Henri Langlois: Phantom of the Cinematheque (Jacques Richard, 2004)

"Feed people crap for so long and they lose their taste buds." - Henri Langlois, on the state of French mainstream film

I had, regrettably, never really heard of Henri Langlois before watching this excellent documentary on his life and vast influence on not only French cinema, but the whole world of film. Langlois founded the Cinematheque Francais in the 1940s, and ever since, it has been a global force both in preserving rare films (Langlois made deals with Germans during WWII to get rare films they might otherwise have destroyed) and encouraging a new wave (the French New Wave, in fact) of filmmakers. Both Truffaut and Godard matured as filmmakers and radicals under Langlois' wing, along with countless other auteurs.
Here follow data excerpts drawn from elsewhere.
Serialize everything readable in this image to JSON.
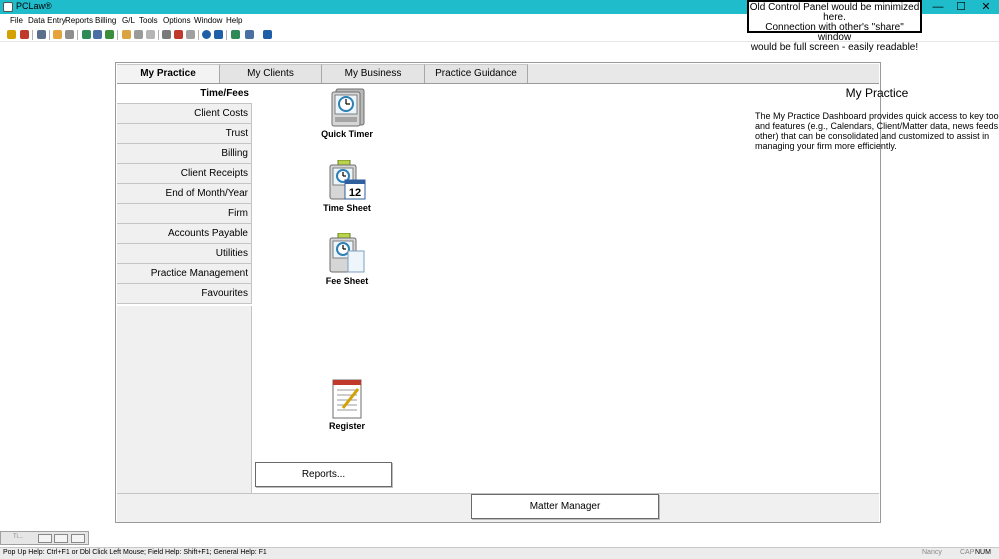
{
  "window": {
    "title": "PCLaw®",
    "minimize": "—",
    "maximize": "☐",
    "close": "✕"
  },
  "callout": {
    "line1": "Old Control Panel would be minimized here.",
    "line2": "Connection with other's \"share\" window",
    "line3": "would be full screen - easily readable!"
  },
  "menu": [
    "File",
    "Data Entry",
    "Reports",
    "Billing",
    "G/L",
    "Tools",
    "Options",
    "Window",
    "Help"
  ],
  "toolbar_icons": [
    "timer-icon",
    "calendar-icon",
    "clients-icon",
    "billing-icon",
    "print-icon",
    "money-icon",
    "register-icon",
    "report-icon",
    "note-icon",
    "doc-icon",
    "copy-icon",
    "cut-icon",
    "paste-icon",
    "find-icon",
    "help-icon",
    "context-help-icon",
    "add-icon",
    "window-icon",
    "blue-window-icon"
  ],
  "tabs": [
    "My Practice",
    "My Clients",
    "My Business",
    "Practice Guidance"
  ],
  "active_tab": "My Practice",
  "sidenav": [
    "Time/Fees",
    "Client Costs",
    "Trust",
    "Billing",
    "Client Receipts",
    "End of Month/Year",
    "Firm",
    "Accounts Payable",
    "Utilities",
    "Practice Management",
    "Favourites"
  ],
  "active_sidenav": "Time/Fees",
  "tiles": {
    "quick_timer": "Quick Timer",
    "time_sheet": "Time Sheet",
    "time_sheet_number": "12",
    "fee_sheet": "Fee Sheet",
    "register": "Register"
  },
  "info": {
    "title": "My Practice",
    "text": "The My Practice Dashboard provides quick access to key tools and features (e.g., Calendars, Client/Matter data, news feeds, other) that can be consolidated and customized to assist in managing your firm more efficiently."
  },
  "buttons": {
    "reports": "Reports...",
    "matter_manager": "Matter Manager"
  },
  "mini_task": {
    "label": "Ti..."
  },
  "status": {
    "help_text": "Pop Up Help: Ctrl+F1 or Dbl Click Left Mouse; Field Help: Shift+F1; General Help: F1",
    "user": "Nancy",
    "cap": "CAP",
    "num": "NUM"
  },
  "colors": {
    "titlebar": "#1fbccb",
    "panel_border": "#9a9a9a"
  }
}
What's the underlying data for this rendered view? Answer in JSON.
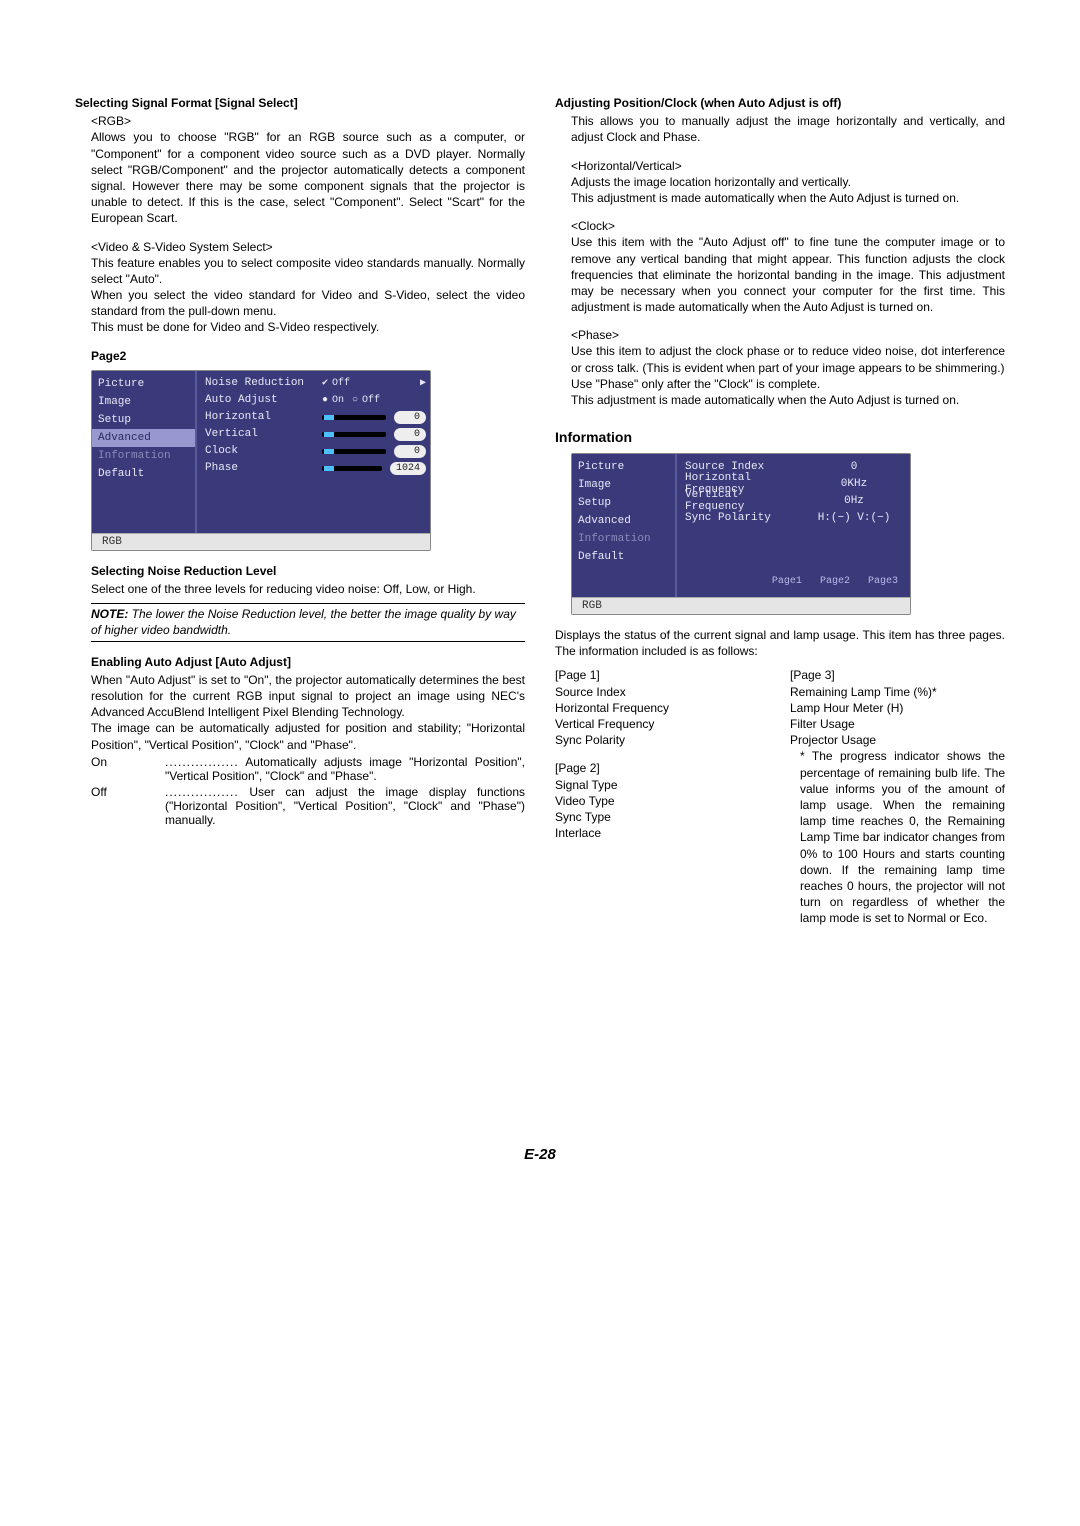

Langlois gave his entire life up to preserving and promoting film, oftentimes stealing prints that were otherwise going to be thrown away or putting himself into major debt (such as selling a plane ticket home in order to obtain a print) in order to give films to the world. The Henri Langlois Film Museum truly was a sight to behold, a place where there were countless pieces of memorabilia, such as the set from The Cabinet of Dr. Caligari and the mummified mother's face from Psycho, but it was shut down due to the government's barely disguised spite of Langlois (they tried to oust him in 1968, leading to the amazing events in the spring of that year that almost shut down Cannes. I had heard about it on some of the Criterion special features for an Antoine Doinel films, but the archival footage here is simply amazing) and has not been (to my knowledge) reinstated.

This film is really everything a documentary on such a revolutionary man should be: informative, funny (the parts about people imagining Langlois' sexual relationship with Mary Meerson are hilarious), intelligent, and, most importantly, inspiring. The taped interviews with people like Eric Rohmer and Truffaut is often revelatory, and always compelling. It is infuriating how poorly Langlois was treated by the French government, but it really is amazing to see how much one man's tireless efforts can do for a whole industry. American film really needs a Langlois, not only as a father figure, but as a good kick in the ass for a relatively complacent industry. I know this film made me want to make films!